Written by Karen Pilkington and the CAM-Cancer Consortium.
Updated August 18, 2015


Does it work?

Systematic reviews, meta-analyses

Ten systematic reviews of yoga in cancer have been published, 9 of which included between 6 and 18 randomised controlled trials (and a total of 313 to 905 patients).22-29, 37-38  The reviews are described in table 1. Differences in the number of included studies reflect differences in the inclusion criteria, whether trials were restricted to certain types of cancer and the range of outcomes covered. The date of the searches also affected the number of trials located. One recent review searched only for studies published between January 2010 and July 2012 and included a range of study types 29  while one, which focused solely on patients with haematological malignancies, included only one small trial.37

Breast cancer

Systematic reviews of yoga in breast cancer address a wide range of outcomes. These reviews demonstrate evidence of a significant but possibly short-term beneficial effect on quality of life and evidence of a small beneficial effect on well-being, with the evidence described as moderate to good for both outcomes.22,24,25,27,28 One systematic review concluded that the effect size for improved psychosocial outcomes was moderate to large.22 Conclusions on the evidence were conflicting with regard to the effects of yoga on sleep and psychological health while recent trials of fatigue have been more positive than older trials.22,23,24,26-28, 37. Effects on physical function were not found to be significant.22 The evidence also indicated that effects were limited to the active treatment phase.24 The quality of the included trials varied considerably. There is also potential for the introduction of bias particularly when subjective outcomes are assessed by patients as masking of treatment is impossible and selecting appropriate control interventions is difficult.

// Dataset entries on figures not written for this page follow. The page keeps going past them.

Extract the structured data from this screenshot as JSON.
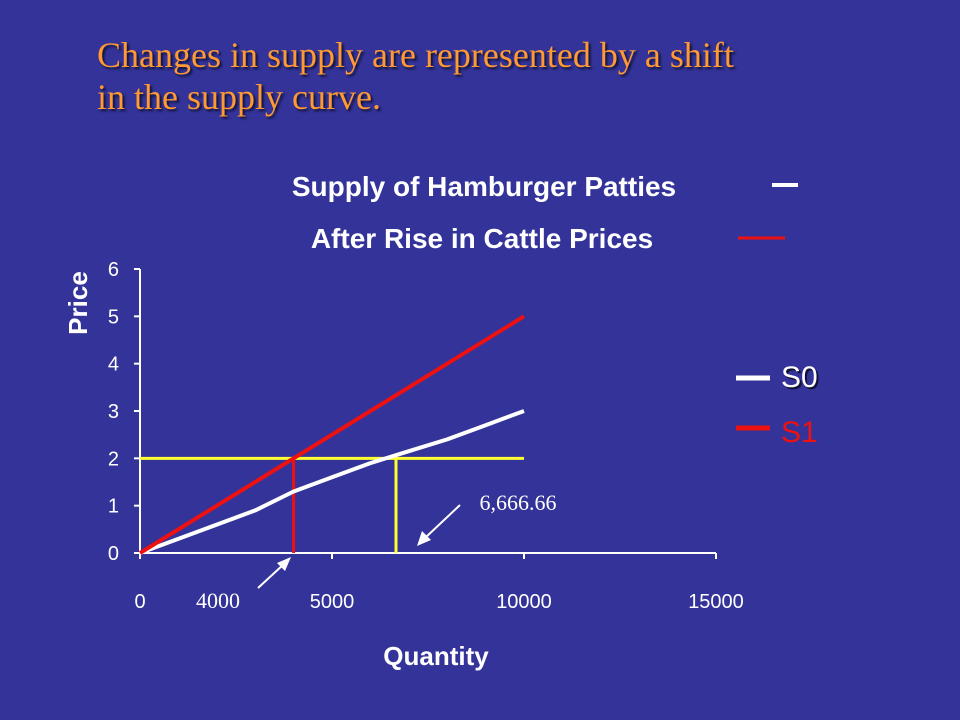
{
  "slide": {
    "title_line1": "Changes in supply  are represented by a shift",
    "title_line2": "in the supply curve."
  },
  "colors": {
    "background": "#333399",
    "title": "#ff9933",
    "s0": "#ffffff",
    "s1": "#ee1111",
    "guide": "#ffff33"
  },
  "chart_data": {
    "type": "line",
    "title_lines": [
      "Supply of Hamburger Patties",
      "After Rise in Cattle Prices"
    ],
    "xlabel": "Quantity",
    "ylabel": "Price",
    "xlim": [
      0,
      15000
    ],
    "ylim": [
      0,
      6
    ],
    "xticks": [
      0,
      5000,
      10000,
      15000
    ],
    "yticks": [
      0,
      1,
      2,
      3,
      4,
      5,
      6
    ],
    "grid": false,
    "legend_position": "right",
    "series": [
      {
        "name": "S0",
        "color": "#ffffff",
        "points": [
          [
            0,
            0
          ],
          [
            2000,
            0.6
          ],
          [
            3000,
            0.9
          ],
          [
            4000,
            1.3
          ],
          [
            5000,
            1.6
          ],
          [
            6000,
            1.9
          ],
          [
            7000,
            2.15
          ],
          [
            8000,
            2.4
          ],
          [
            9000,
            2.7
          ],
          [
            10000,
            3.0
          ]
        ]
      },
      {
        "name": "S1",
        "color": "#ee1111",
        "points": [
          [
            0,
            0
          ],
          [
            2000,
            1.0
          ],
          [
            4000,
            2.0
          ],
          [
            6000,
            3.0
          ],
          [
            8000,
            4.0
          ],
          [
            10000,
            5.0
          ]
        ]
      }
    ],
    "guides": {
      "price_level": 2,
      "quantities": [
        4000,
        6666.66
      ]
    },
    "annotations": [
      {
        "text": "4000",
        "x": 4000,
        "y": 0,
        "color": "#ffffff"
      },
      {
        "text": "6,666.66",
        "x": 6666.66,
        "y": 0,
        "color": "#ffffff"
      }
    ]
  }
}
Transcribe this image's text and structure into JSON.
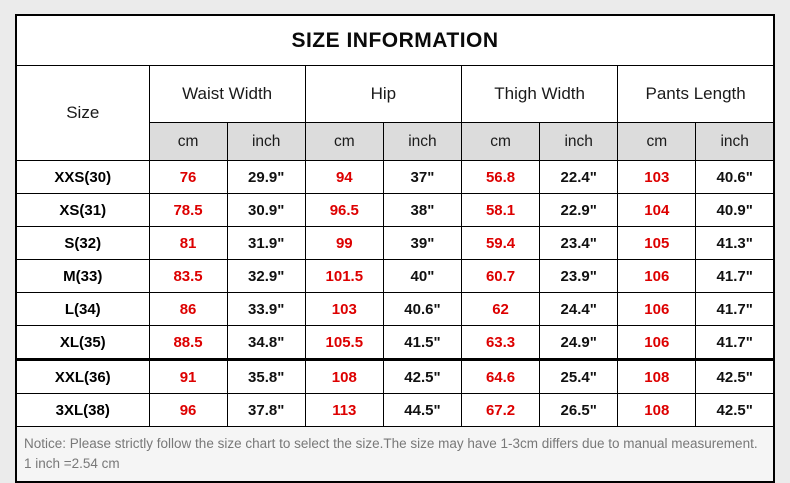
{
  "table": {
    "title": "SIZE INFORMATION",
    "size_column_header": "Size",
    "groups": [
      {
        "label": "Waist Width"
      },
      {
        "label": "Hip"
      },
      {
        "label": "Thigh Width"
      },
      {
        "label": "Pants Length"
      }
    ],
    "unit_headers": [
      "cm",
      "inch"
    ],
    "rows": [
      {
        "size": "XXS(30)",
        "values": [
          "76",
          "29.9\"",
          "94",
          "37\"",
          "56.8",
          "22.4\"",
          "103",
          "40.6\""
        ]
      },
      {
        "size": "XS(31)",
        "values": [
          "78.5",
          "30.9\"",
          "96.5",
          "38\"",
          "58.1",
          "22.9\"",
          "104",
          "40.9\""
        ]
      },
      {
        "size": "S(32)",
        "values": [
          "81",
          "31.9\"",
          "99",
          "39\"",
          "59.4",
          "23.4\"",
          "105",
          "41.3\""
        ]
      },
      {
        "size": "M(33)",
        "values": [
          "83.5",
          "32.9\"",
          "101.5",
          "40\"",
          "60.7",
          "23.9\"",
          "106",
          "41.7\""
        ]
      },
      {
        "size": "L(34)",
        "values": [
          "86",
          "33.9\"",
          "103",
          "40.6\"",
          "62",
          "24.4\"",
          "106",
          "41.7\""
        ]
      },
      {
        "size": "XL(35)",
        "values": [
          "88.5",
          "34.8\"",
          "105.5",
          "41.5\"",
          "63.3",
          "24.9\"",
          "106",
          "41.7\""
        ]
      },
      {
        "size": "XXL(36)",
        "values": [
          "91",
          "35.8\"",
          "108",
          "42.5\"",
          "64.6",
          "25.4\"",
          "108",
          "42.5\""
        ]
      },
      {
        "size": "3XL(38)",
        "values": [
          "96",
          "37.8\"",
          "113",
          "44.5\"",
          "67.2",
          "26.5\"",
          "108",
          "42.5\""
        ]
      }
    ],
    "notice_line1": "Notice: Please strictly follow the size chart to select the size.The size may have 1-3cm differs due to manual measurement.",
    "notice_line2": "1 inch =2.54 cm",
    "colors": {
      "cm_value_text": "#dd0000",
      "inch_value_text": "#111111",
      "subheader_background": "#dcdcdc",
      "notice_text": "#787878",
      "page_background": "#ebebeb",
      "border": "#000000"
    }
  }
}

Haematological malignancies

A Cochrane review found only one small trial in 39 people with Hodgkin or non-Hodgkin's lymphoma. 38 This trial compared Tibetan yoga plus standard care against standard care alone. Beneficial effects on sleep were reported but the risk of bias was assessed as high.

Other cancers

Only three RCTs in patients with other types of cancer were included in the systematic reviews, one small trial in lymphoma patients as described above and two in mixed cancer types. In the two trials in mixed cancer, yoga was part of a mindfulness programme.25

Summary of effects by outcome (see Table 3)

Anxiety: Positive effects are reported on anxiety but results are heterogeneous and only positive in the short-term when yoga is compared with active controls rather than no treatment.

Depression: Positive effects are seen in depression in the short-term but results are heterogeneous.

Distress: Reports of effects on distress are mixed with more positive results reported when yoga is compared with active controls than no treatment controls.

Fatigue: Recent trials have reported more positive results than older studies leading to overall positive effects being reported for fatigue.

Perceived stress: Positive effects are seen on perceived stress in the short-term but not the long-term.

Physical health: Significant effects on physical health are not reported.

Quality of life: Overall, effects in quality of life are positive.

Sleep problems: Few trials have reported effects on sleep leading to overall non-significant results although positive effects are reported in one trial in lymphoma patients.

Wellbeing: Positive effects are reported on various aspects of wellbeing except in mental wellbeing when yoga is compared against no treatment.

Randomised controlled trials

Eight RCTs have been published since the most recent systematic review (see table 2).39-46 Of these, 7 were in breast cancer patients 39-44, 46 and one included mainly breast cancer patients. 45 A range of outcomes have been assessed including psychological responses, physiological markers of stress and inflammation, effects on lymphoedema and impact on overall quality of life. While some trials used appropriate methods for randomisation and allocation concealment, reducing bias to some extent, blinding of patients is not possible with interventions such as yoga. In most cases the control group received no treatment so there is no control for non-specific effects but there is some support for positive results from effects observed on physiological measures. However, interpretation of the results is complicated by varied interventions and differences in delivery (through classes, home practice and a combination of both of these). A further issue affecting implications for practice is that high attrition from yoga groups is a problem.